Nation/World


Town Makes A Stand Against Red River Residents Labor To Shore Up Dike Against Floodwaters

SATURDAY, APRIL 26, 1997

The men were hanging out at the Tastee Freez, eating sandwiches and drinking coffee when the call came: There was a hole in the dike.

They ran to fight the Red River on Friday, in what was America’s last stand against the floodwaters moving toward Canada.

The fight in this 200-year-old former fur-trading town, North Dakota’s oldest community, began with a sort of posse formed by Tom Burke and several dozen friends.

Burke, who owns a saloon, and about six other men decided not to evacuate with the other 700 residents Monday as the Red River headed their way.

“We just said we weren’t going to give up, and we got a group together and started things rolling,” the 55-year-old Burke said as he helped create a 15-foot-thick pile of sandbags to shore up the hole in the dike.

He said they all had the feeling that if they left their town, they would lose it. He and his friends began working 19-hour days to bolster the dike, building a long wooden trough that could be filled with sandbags.

There aren’t a whole lot of structures in Pembina, but they are cherished. Like the one-room schoolhouse that is the oldest in the state.

“We do have pride, a lot of it, in history. It’s the backbone of our community,” said Mayor Hetty Walker, who was sent a congratulatory letter earlier this year from President Clinton in honor of the town’s bicentennial.

As of Friday afternoon, Pembina was an island, dry inside the earthen dike that has long encircled it, recently reinforced after the river rolled over Grand Forks and other communities to the south.

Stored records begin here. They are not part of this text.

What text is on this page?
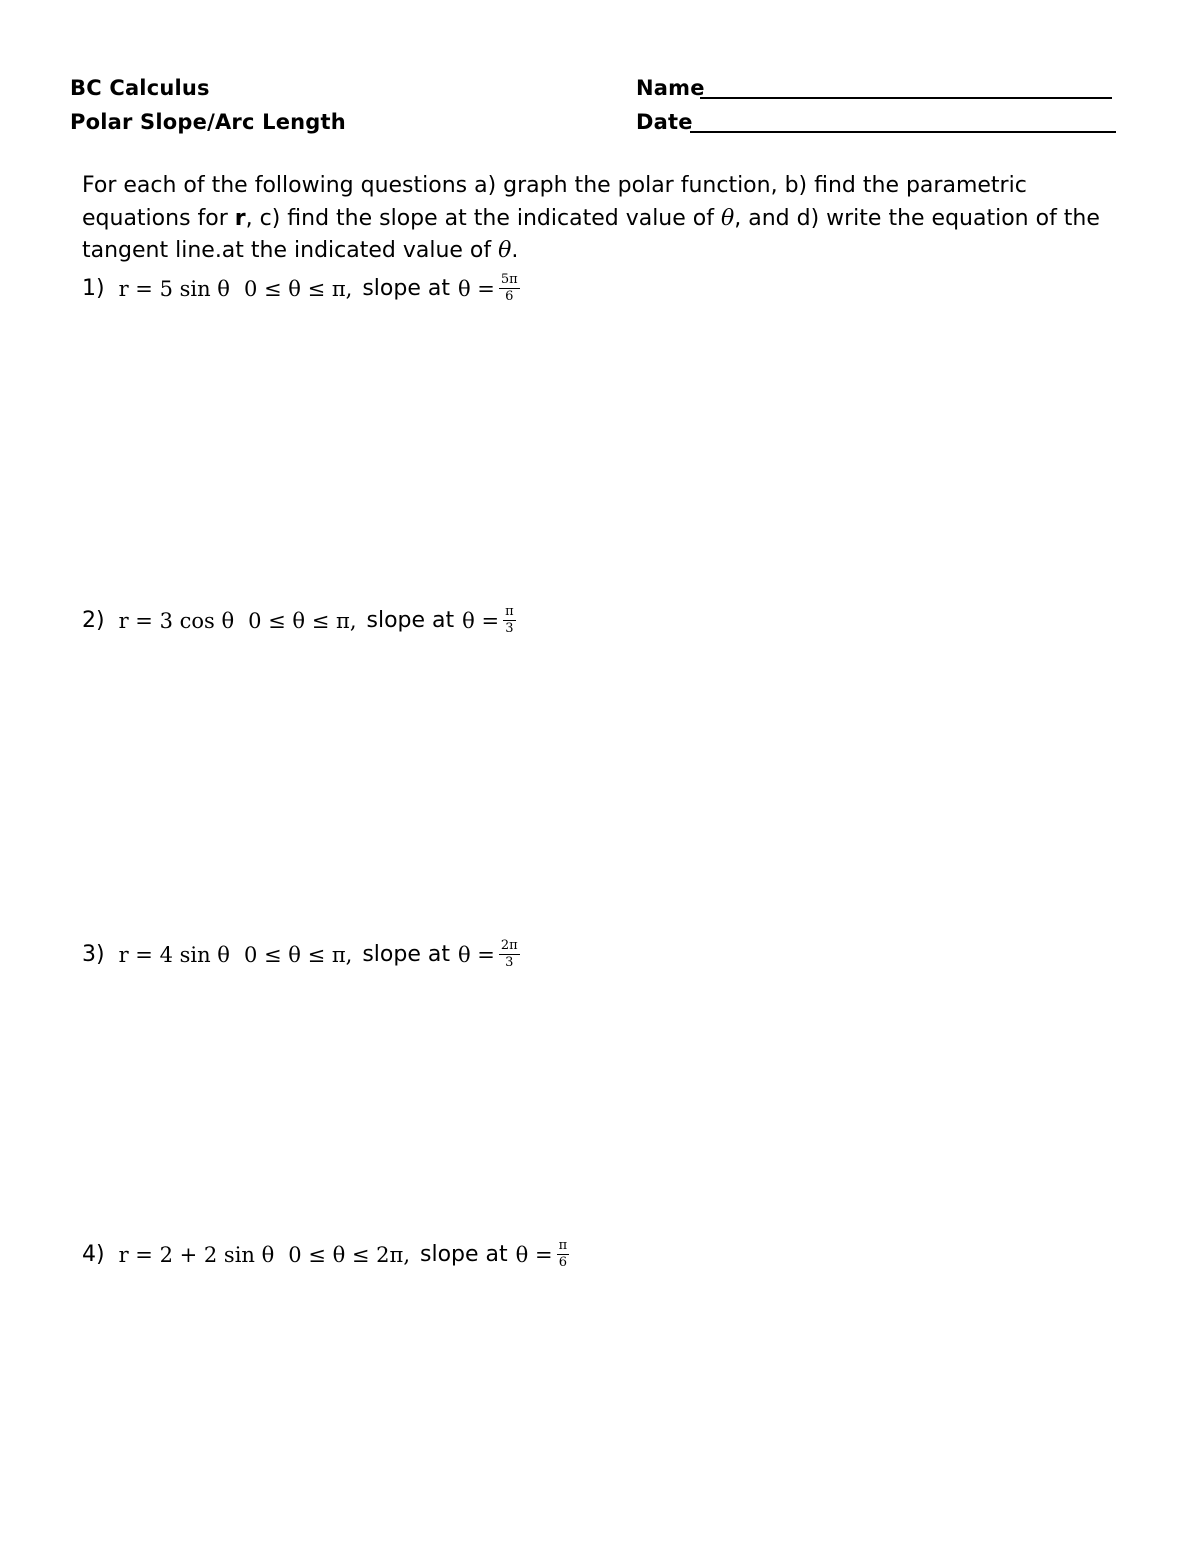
BC Calculus
Polar Slope/Arc Length
Name
Date
For each of the following questions a) graph the polar function, b) find the parametric equations for r, c) find the slope at the indicated value of θ, and d) write the equation of the tangent line.at the indicated value of θ.
1) r = 5 sin θ 0 ≤ θ ≤ π, slope at $\theta = \frac{5\pi}{6}$
2) r = 3 cos θ 0 ≤ θ ≤ π, slope at $\theta = \frac{\pi}{3}$
3) r = 4 sin θ 0 ≤ θ ≤ π, slope at $\theta = \frac{2\pi}{3}$
4) r = 2 + 2 sin θ 0 ≤ θ ≤ 2π, slope at $\theta = \frac{\pi}{6}$
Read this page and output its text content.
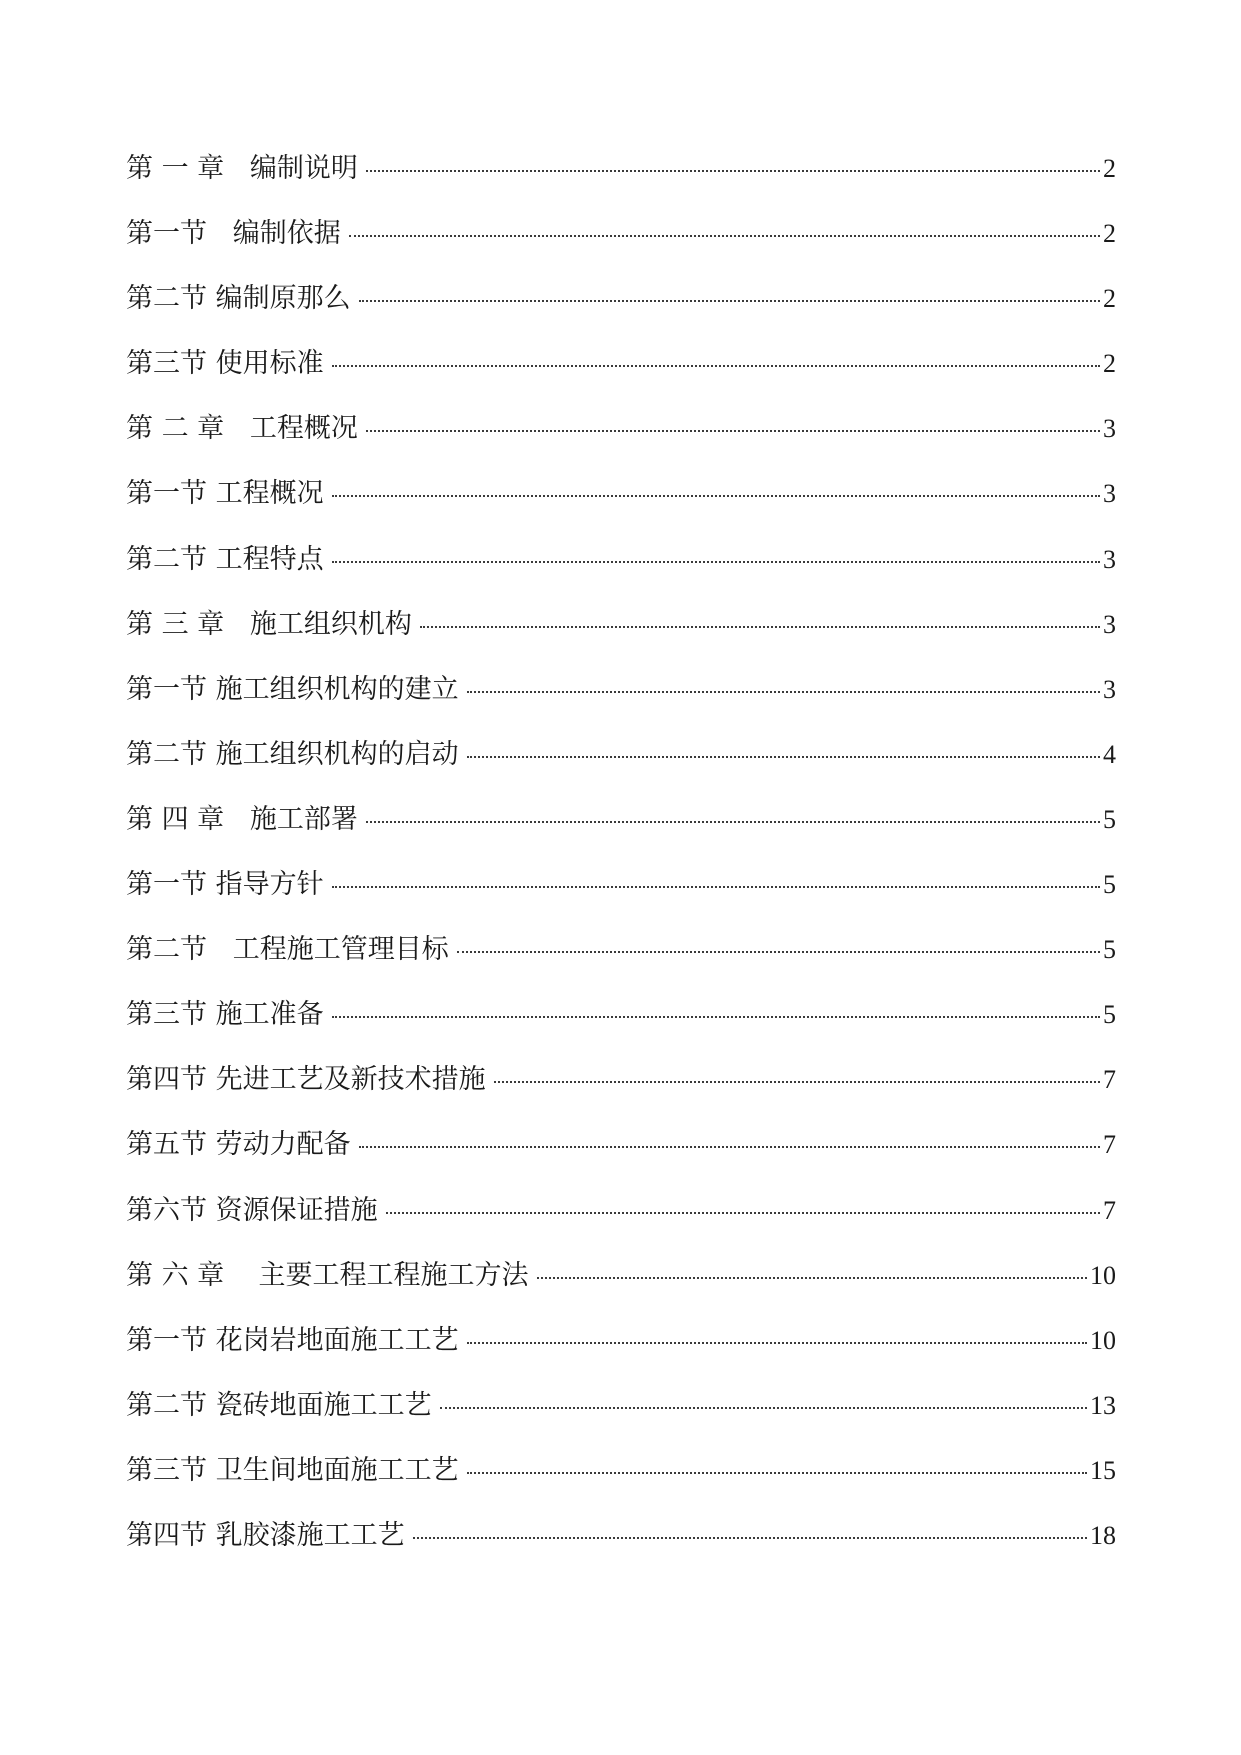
第 一 章   编制说明	2
第一节   编制依据	2
第二节 编制原那么	2
第三节 使用标准	2
第 二 章   工程概况	3
第一节 工程概况	3
第二节 工程特点	3
第 三 章   施工组织机构	3
第一节 施工组织机构的建立	3
第二节 施工组织机构的启动	4
第 四 章   施工部署	5
第一节 指导方针	5
第二节   工程施工管理目标	5
第三节 施工准备	5
第四节 先进工艺及新技术措施	7
第五节 劳动力配备	7
第六节 资源保证措施	7
第 六 章    主要工程工程施工方法	10
第一节 花岗岩地面施工工艺	10
第二节 瓷砖地面施工工艺	13
第三节 卫生间地面施工工艺	15
第四节 乳胶漆施工工艺	18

The fight in Pembina, whose early residents were mostly of French and Chippewa heritage, felled one man. Mitchell Misson’s leg was crushed as he got caught between the sandbags and a tractor bucket.

Both bones in his leg were broken, but his spirits were not.

“We just proved to people that we could fight and save the town,” he said from the hospital before being released.

A similar effort seemed to have helped the residents of Drayton, a neighboring town of about 1,000 people along the north-flowing Red.

With the Red River approaching, they bolstered their dike with a tall plywood structure they called “The Great Wall of Drayton.”